Now the bubbles are starting to pop. All financial press report that hedge, mutual, pension, and index funds are trying to extricate themselves gradually from the “leveraged debt” and “junk bond” bubbles, fearing their crash. The chameleon of financial columnists, Ambrose Evans-Pritchard, in “Oil and gas company debt soars to danger levels,” Aug. 11, trashes even the “energy sector” which was supposedly lighting our way out of recession:

“The world’s leading oil and gas companies are taking on debt and selling assets on an unprecedented scale to cover a shortfall in cash, calling into question the long-term viability of large parts of the industry. The US Energy Information Administration (EIA) said a review of 127 companies across the globe found that they had increased net debt by $106bn in the year to March.... Such a shortfall typically happens only in or just after recessions. For it to occur five years into an economic expansion points to a deep malaise.”
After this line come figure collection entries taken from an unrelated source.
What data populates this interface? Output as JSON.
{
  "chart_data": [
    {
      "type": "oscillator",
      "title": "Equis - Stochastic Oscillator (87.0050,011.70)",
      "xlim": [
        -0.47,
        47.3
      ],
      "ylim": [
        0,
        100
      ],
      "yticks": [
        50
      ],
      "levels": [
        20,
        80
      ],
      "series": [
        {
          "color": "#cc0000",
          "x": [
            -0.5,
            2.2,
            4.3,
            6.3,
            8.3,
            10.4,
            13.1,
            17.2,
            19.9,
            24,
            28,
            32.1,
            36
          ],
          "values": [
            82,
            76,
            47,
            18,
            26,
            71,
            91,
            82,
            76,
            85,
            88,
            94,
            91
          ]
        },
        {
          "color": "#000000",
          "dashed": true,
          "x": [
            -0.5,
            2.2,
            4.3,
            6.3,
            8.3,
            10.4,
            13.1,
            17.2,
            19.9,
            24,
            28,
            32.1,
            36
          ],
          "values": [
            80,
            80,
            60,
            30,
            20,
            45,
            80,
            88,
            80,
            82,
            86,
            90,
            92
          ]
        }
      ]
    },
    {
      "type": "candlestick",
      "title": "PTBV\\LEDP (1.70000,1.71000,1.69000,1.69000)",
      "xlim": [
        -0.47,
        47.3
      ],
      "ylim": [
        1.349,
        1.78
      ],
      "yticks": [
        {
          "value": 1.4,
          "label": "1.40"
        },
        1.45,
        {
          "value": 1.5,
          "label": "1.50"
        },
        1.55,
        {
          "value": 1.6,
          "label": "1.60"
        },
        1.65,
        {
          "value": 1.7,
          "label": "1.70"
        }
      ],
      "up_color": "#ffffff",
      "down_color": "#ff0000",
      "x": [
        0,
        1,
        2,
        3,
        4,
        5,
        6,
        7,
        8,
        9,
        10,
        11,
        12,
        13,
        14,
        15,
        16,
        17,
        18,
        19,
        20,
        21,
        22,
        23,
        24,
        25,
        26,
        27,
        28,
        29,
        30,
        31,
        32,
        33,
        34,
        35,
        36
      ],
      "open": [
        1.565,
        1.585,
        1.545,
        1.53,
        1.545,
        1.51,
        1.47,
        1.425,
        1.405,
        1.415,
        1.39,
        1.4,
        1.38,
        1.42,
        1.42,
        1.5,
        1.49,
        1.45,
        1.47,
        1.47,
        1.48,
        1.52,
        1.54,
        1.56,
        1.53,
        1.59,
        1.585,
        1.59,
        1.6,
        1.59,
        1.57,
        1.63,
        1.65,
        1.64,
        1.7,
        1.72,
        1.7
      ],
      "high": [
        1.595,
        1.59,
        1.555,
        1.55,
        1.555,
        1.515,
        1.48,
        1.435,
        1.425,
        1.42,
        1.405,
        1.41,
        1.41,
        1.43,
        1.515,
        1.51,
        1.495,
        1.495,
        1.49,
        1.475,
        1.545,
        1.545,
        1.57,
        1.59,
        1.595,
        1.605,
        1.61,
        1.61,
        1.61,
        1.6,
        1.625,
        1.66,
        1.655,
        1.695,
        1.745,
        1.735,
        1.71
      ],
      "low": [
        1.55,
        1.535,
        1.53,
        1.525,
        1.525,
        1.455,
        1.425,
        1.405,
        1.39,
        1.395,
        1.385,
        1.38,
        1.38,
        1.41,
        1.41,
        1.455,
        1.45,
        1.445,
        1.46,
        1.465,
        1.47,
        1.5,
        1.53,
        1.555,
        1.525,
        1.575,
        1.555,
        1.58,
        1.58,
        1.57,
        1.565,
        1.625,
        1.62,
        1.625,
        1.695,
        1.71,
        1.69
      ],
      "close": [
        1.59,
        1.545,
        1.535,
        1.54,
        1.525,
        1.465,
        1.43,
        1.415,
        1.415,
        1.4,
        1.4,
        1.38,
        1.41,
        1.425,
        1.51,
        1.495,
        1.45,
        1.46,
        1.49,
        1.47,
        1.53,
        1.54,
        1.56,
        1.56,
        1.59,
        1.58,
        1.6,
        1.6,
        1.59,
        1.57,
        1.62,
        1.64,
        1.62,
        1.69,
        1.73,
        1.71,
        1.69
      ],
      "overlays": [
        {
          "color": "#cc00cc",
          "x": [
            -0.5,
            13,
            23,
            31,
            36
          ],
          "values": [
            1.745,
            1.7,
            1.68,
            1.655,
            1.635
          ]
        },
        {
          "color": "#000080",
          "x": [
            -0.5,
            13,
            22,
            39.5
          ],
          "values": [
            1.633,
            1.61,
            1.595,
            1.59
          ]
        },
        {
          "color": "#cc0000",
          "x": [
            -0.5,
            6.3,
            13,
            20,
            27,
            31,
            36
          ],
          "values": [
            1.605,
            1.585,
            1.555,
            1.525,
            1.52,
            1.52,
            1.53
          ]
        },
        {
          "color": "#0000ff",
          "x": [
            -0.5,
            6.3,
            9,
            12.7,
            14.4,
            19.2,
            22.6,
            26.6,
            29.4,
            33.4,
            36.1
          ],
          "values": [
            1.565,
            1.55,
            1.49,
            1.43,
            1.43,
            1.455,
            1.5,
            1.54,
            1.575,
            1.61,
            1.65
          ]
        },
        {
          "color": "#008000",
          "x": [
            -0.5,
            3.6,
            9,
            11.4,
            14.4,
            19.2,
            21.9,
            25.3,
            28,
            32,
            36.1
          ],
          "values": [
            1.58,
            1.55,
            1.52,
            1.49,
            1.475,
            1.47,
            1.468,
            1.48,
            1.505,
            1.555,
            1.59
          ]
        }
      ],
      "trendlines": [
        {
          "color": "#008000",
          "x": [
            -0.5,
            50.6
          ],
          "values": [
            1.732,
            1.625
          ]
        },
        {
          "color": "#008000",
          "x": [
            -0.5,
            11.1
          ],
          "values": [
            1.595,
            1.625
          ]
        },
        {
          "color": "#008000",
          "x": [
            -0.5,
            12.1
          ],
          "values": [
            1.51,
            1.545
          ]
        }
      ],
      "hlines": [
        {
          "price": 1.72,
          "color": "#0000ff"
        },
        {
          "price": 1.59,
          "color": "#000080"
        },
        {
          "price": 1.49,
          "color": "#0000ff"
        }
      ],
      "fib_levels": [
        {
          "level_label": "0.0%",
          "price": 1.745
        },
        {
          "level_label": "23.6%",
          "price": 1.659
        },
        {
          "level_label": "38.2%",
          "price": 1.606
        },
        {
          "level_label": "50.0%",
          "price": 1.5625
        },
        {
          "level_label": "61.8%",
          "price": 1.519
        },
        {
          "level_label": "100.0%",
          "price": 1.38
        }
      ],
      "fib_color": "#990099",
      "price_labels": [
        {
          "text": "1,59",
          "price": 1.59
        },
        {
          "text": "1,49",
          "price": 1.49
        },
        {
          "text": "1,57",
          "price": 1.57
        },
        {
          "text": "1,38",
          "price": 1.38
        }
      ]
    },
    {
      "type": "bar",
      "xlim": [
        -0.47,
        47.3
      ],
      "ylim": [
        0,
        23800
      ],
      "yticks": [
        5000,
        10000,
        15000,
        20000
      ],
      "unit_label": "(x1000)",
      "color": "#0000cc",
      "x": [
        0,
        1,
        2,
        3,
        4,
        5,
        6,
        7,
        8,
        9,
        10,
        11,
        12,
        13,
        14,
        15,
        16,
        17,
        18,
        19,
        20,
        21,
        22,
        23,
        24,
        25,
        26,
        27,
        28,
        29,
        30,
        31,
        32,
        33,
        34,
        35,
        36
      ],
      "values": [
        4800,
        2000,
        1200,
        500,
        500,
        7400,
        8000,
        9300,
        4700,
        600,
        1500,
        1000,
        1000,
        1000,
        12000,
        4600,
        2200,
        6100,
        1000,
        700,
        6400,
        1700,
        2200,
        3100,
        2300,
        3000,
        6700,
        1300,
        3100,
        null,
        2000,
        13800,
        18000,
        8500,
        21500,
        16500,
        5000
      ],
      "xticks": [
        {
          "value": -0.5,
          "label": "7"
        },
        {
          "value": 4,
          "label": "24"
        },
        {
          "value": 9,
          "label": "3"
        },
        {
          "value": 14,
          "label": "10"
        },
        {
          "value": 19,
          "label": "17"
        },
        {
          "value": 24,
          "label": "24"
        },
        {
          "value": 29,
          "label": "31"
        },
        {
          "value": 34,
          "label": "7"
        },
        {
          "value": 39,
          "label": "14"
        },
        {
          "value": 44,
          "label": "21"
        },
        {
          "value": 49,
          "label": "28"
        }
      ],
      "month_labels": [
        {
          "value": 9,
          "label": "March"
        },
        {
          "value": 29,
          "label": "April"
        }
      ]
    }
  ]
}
And how are the funds trying to “exit” from the credit markets they fear are about to crash? By buying into financial derivatives indices betting on the same credit markets! The derivatives monster-bubble keeps expanding; estimates now made by Goldman Sachs research of the size of the OTC derivatives market as of the end of June, put the nominal value at $745 trillion, another 5% jump in three months. Both JPMorgan Chase and Goldman have introduced new types of credit derivatives called “global total-return swaps” which are essentially derivative bets on indices of derivatives! As Bloomberg described it Aug. 12, “Derivatives that helped inflate the 2007 credit bubble are being remade for a new generation”—of losers.

Anything but invest in productivity and creativity.